Dalsza część artykułu pod materiałem wideo
Żywienie w przedszkolu
Każda placówka ma swoje zasady. W niektórych przedszkolach dostępna jest kuchnia i zatrudnione na etat kucharki, które codziennie gotują posiłki dla dzieci. Coraz więcej miejsc decyduje się na skorzystanie z usług zewnętrznej firmy cateringowej, która dostarcza pojemniki z jedzeniem dla przedszkolaków. W obu przypadkach trafić można jednak na dania, które z budowaniem zdrowych nawyków żywieniowych nie mają za wiele wspólnego.
Na jakość i stan żywienia w polskich placówkach zwraca uwagę Doktor Ania, od lat zajmująca się edukacją dietetyczną. Jednego dnia w menu pojawiły się aż 3 rodzaje "pseudomięsa" - pasztet na śniadanie, parówki na drugie śniadanie i kiełbasa w kapuśniaku na obiad.
Jak nie pseudomięso od rana do wieczora to słodycze 2-3 x dziennie. Tak jedzą CODZIENNIE 3-5 letnie dzieci w wielu placówkach w Polsce. Ludzie zamykają oczy i zatykają uszy, a ja od lat trąbię o tym samym: szkoda zdrowia tych dzieciaków - pisze Anna Makowska na swoim Instagramie.
Potrzebne są zmiany
Nutella, słodkie płatki z mlekiem, baton na podwieczorek - słodyczy w codziennym menu nie brakuje. Do tego cukierki w nagrodę, na urodziny, podczas wycieczki. Ilość cukru w diecie przedszkolaków może być naprawdę przerażająca. Wielu rodziców nie zwraca uwagi na jadłospis i nie widzi nic złego w tak komponowanych posiłkach. Inni rodzice nie chcą się z kolei wychylać, aby nie zostać "dziwolągami".
Wiem, to jest projekt na lata. Zmiana mentalności ludzi to wiele lat, może kilka pokoleń. [...] Ale wierzę, że ma to sens i warto.Bardzo mi smutno gdy widzę jak te dzieciaki uczone są fatalnych nawyków żywieniowych od małego, bardzo ciężko będzie to później zmienić - pisze influencerka.
Doktor Ania zwraca uwagę na to, że pomóc mogą tutaj rozwiązania systemowe, narzucone z góry ustawy i regulacje. Wprowadzenie większej ilości warzyw i owoców, ograniczenie białego cukru i przetworzonego mięsa nie wydaje się być trudne, ale edukacja zacząć się musi już w domach.

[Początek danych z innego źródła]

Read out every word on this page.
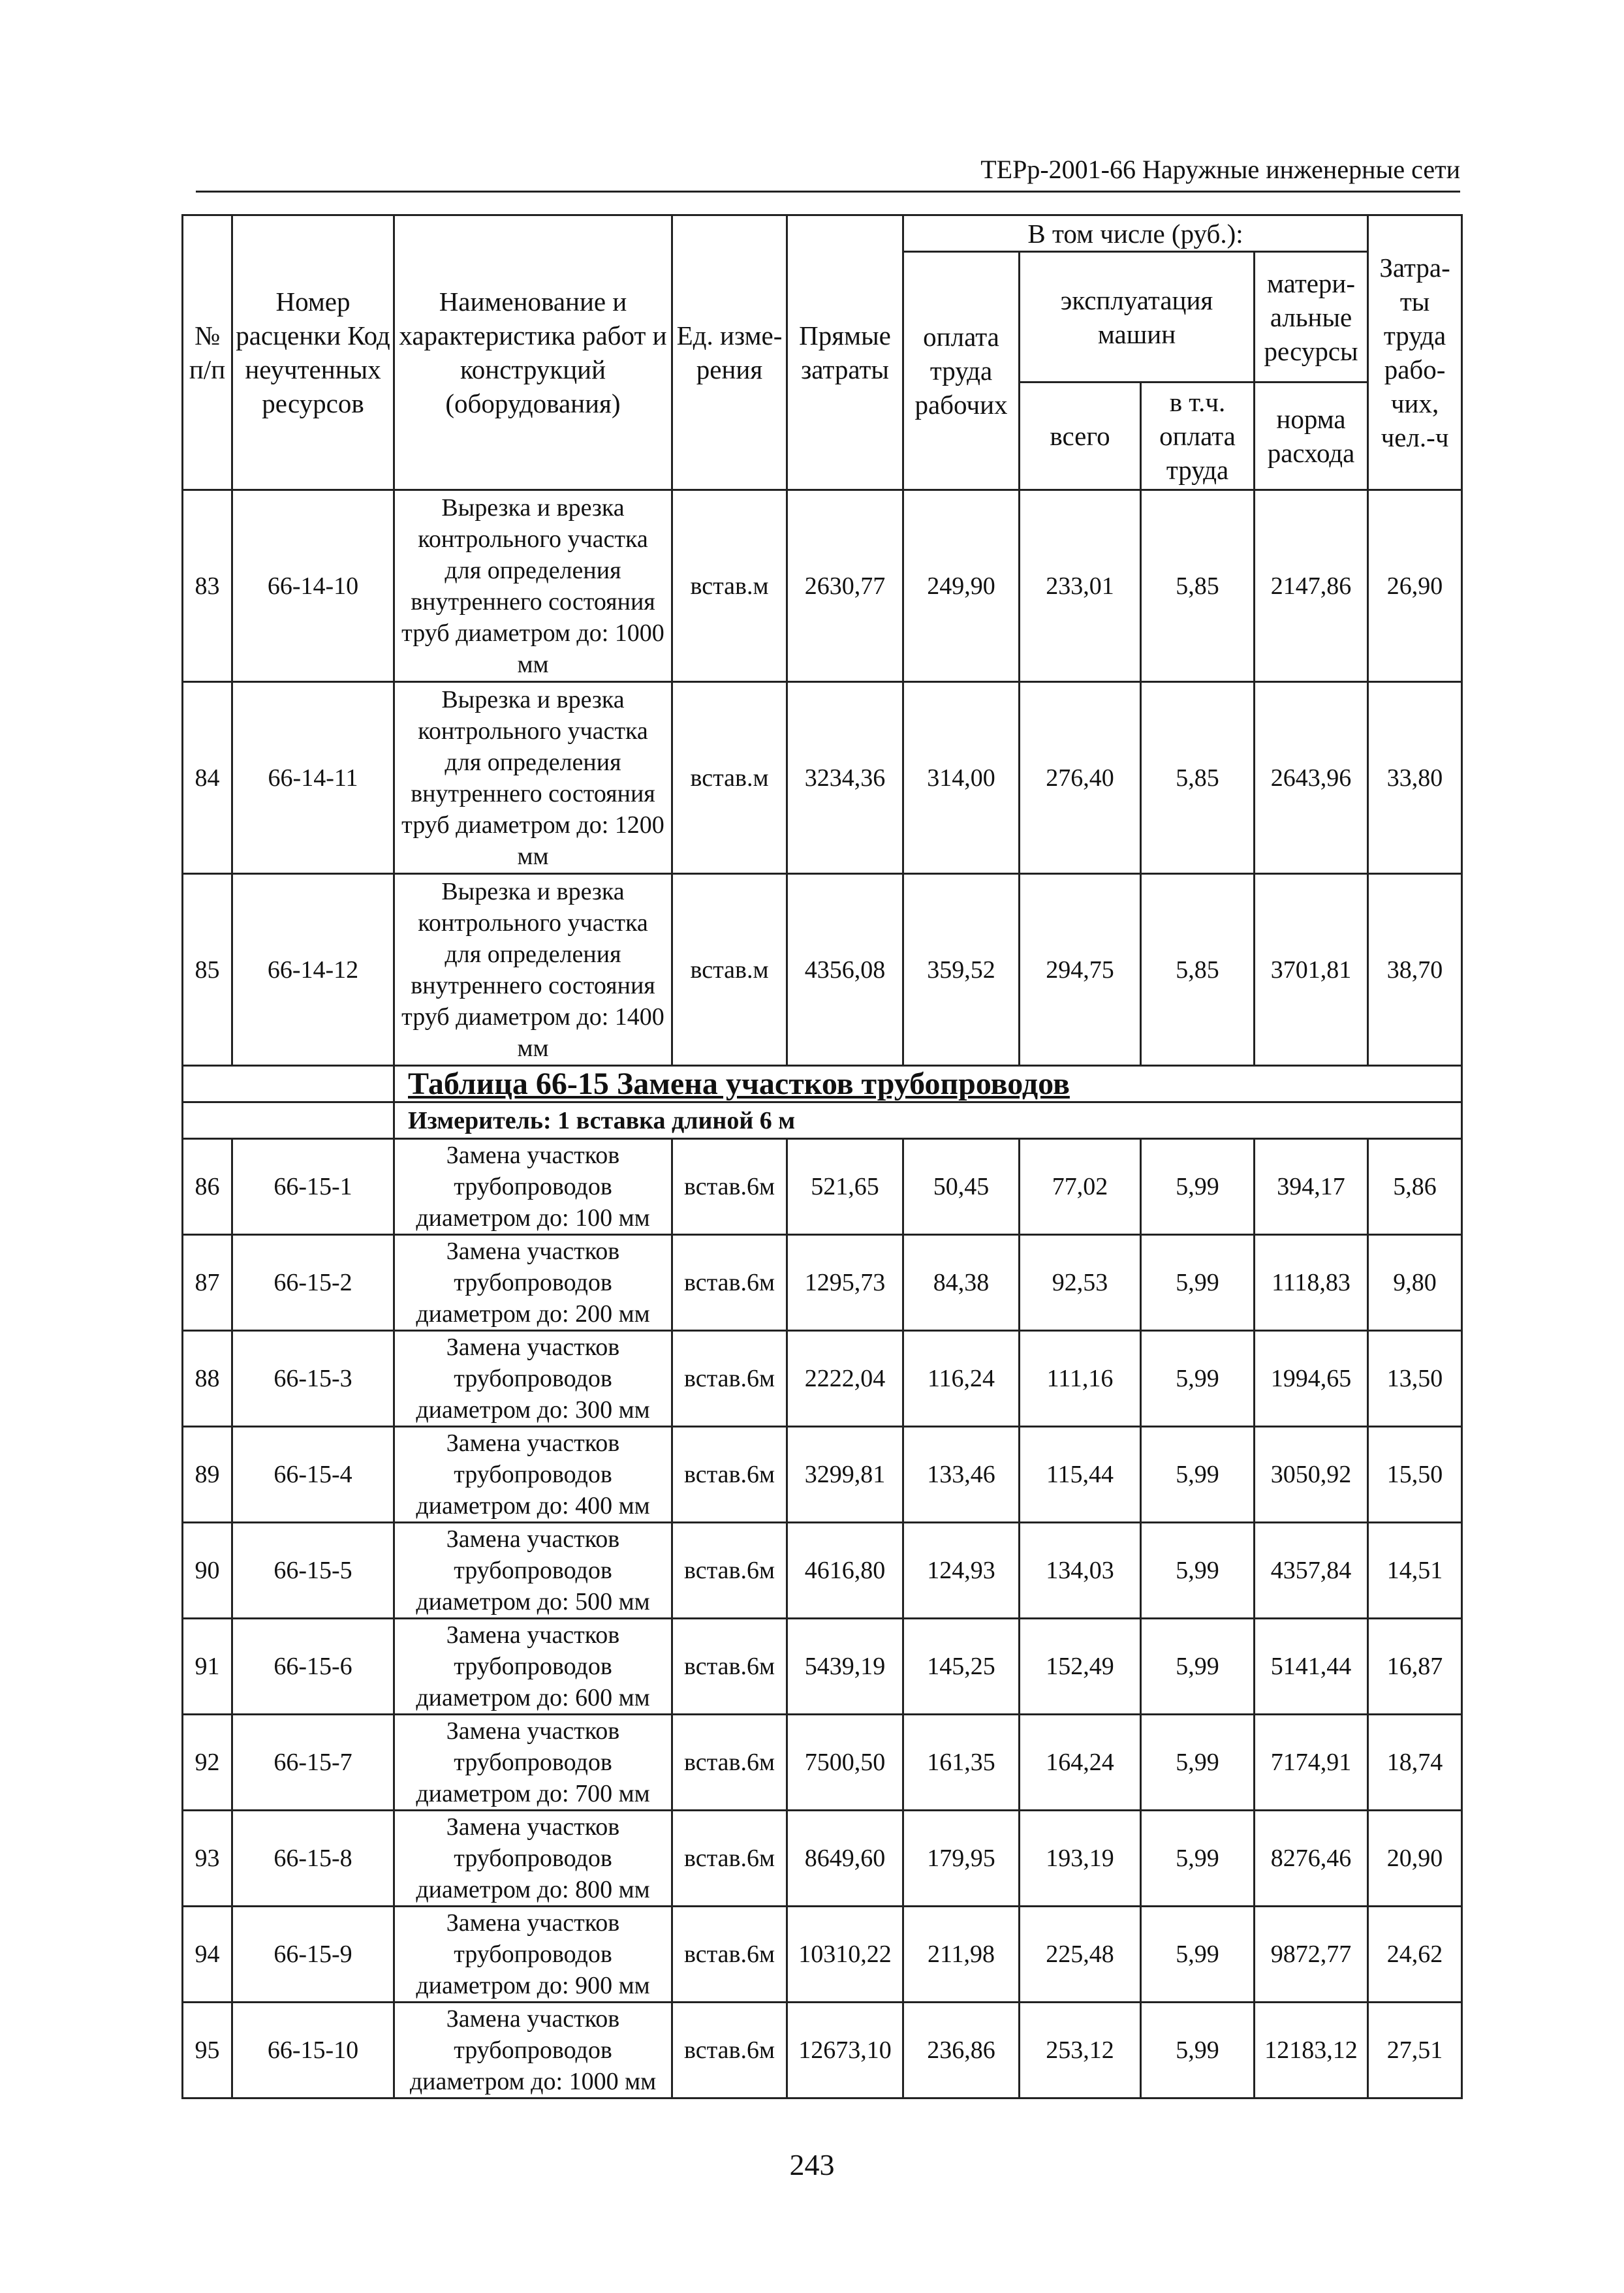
ТЕРр-2001-66 Наружные инженерные сети
№ п/п	Номер расценки Код неучтенных ресурсов	Наименование и характеристика работ и конструкций (оборудования)	Ед. изме-рения	Прямые затраты	В том числе (руб.):				Затра-ты труда рабо-чих, чел.-ч
					оплата труда рабочих	эксплуатация машин		матери-альные ресурсы	
						всего	в т.ч. оплата труда	норма расхода	
83	66-14-10	Вырезка и врезка контрольного участка для определения внутреннего состояния труб диаметром до: 1000 мм	встав.м	2630,77	249,90	233,01	5,85	2147,86	26,90
84	66-14-11	Вырезка и врезка контрольного участка для определения внутреннего состояния труб диаметром до: 1200 мм	встав.м	3234,36	314,00	276,40	5,85	2643,96	33,80
85	66-14-12	Вырезка и врезка контрольного участка для определения внутреннего состояния труб диаметром до: 1400 мм	встав.м	4356,08	359,52	294,75	5,85	3701,81	38,70
		Таблица 66-15 Замена участков трубопроводов							
		Измеритель: 1 вставка длиной 6 м							
86	66-15-1	Замена участков трубопроводов диаметром до: 100 мм	встав.6м	521,65	50,45	77,02	5,99	394,17	5,86
87	66-15-2	Замена участков трубопроводов диаметром до: 200 мм	встав.6м	1295,73	84,38	92,53	5,99	1118,83	9,80
88	66-15-3	Замена участков трубопроводов диаметром до: 300 мм	встав.6м	2222,04	116,24	111,16	5,99	1994,65	13,50
89	66-15-4	Замена участков трубопроводов диаметром до: 400 мм	встав.6м	3299,81	133,46	115,44	5,99	3050,92	15,50
90	66-15-5	Замена участков трубопроводов диаметром до: 500 мм	встав.6м	4616,80	124,93	134,03	5,99	4357,84	14,51
91	66-15-6	Замена участков трубопроводов диаметром до: 600 мм	встав.6м	5439,19	145,25	152,49	5,99	5141,44	16,87
92	66-15-7	Замена участков трубопроводов диаметром до: 700 мм	встав.6м	7500,50	161,35	164,24	5,99	7174,91	18,74
93	66-15-8	Замена участков трубопроводов диаметром до: 800 мм	встав.6м	8649,60	179,95	193,19	5,99	8276,46	20,90
94	66-15-9	Замена участков трубопроводов диаметром до: 900 мм	встав.6м	10310,22	211,98	225,48	5,99	9872,77	24,62
95	66-15-10	Замена участков трубопроводов диаметром до: 1000 мм	встав.6м	12673,10	236,86	253,12	5,99	12183,12	27,51
243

Jako właściciel przedszkola napiszę.... brzmi cudownie, ale żaden z rodziców za takie zdrowe żywienie nie zapłaci, pójdą gdzieś indziej, a my musimy dbać o klientów. Koło się zamyka.Owszem to jest do zmiany, ale w przeciągu kilku dekad - wyjaśnia jedna z obserwatorek.
Na Fb jeśli tylko ruszy się ten temat, zaraz znajduje się tłum rodziców, niestety głównie mam, dowodzących, że dzieci to lubią, a w ogóle to jak się nie podoba, to nie trzeba zapisywać do żłobka/przedszkola - można przeczytać w komentarzach.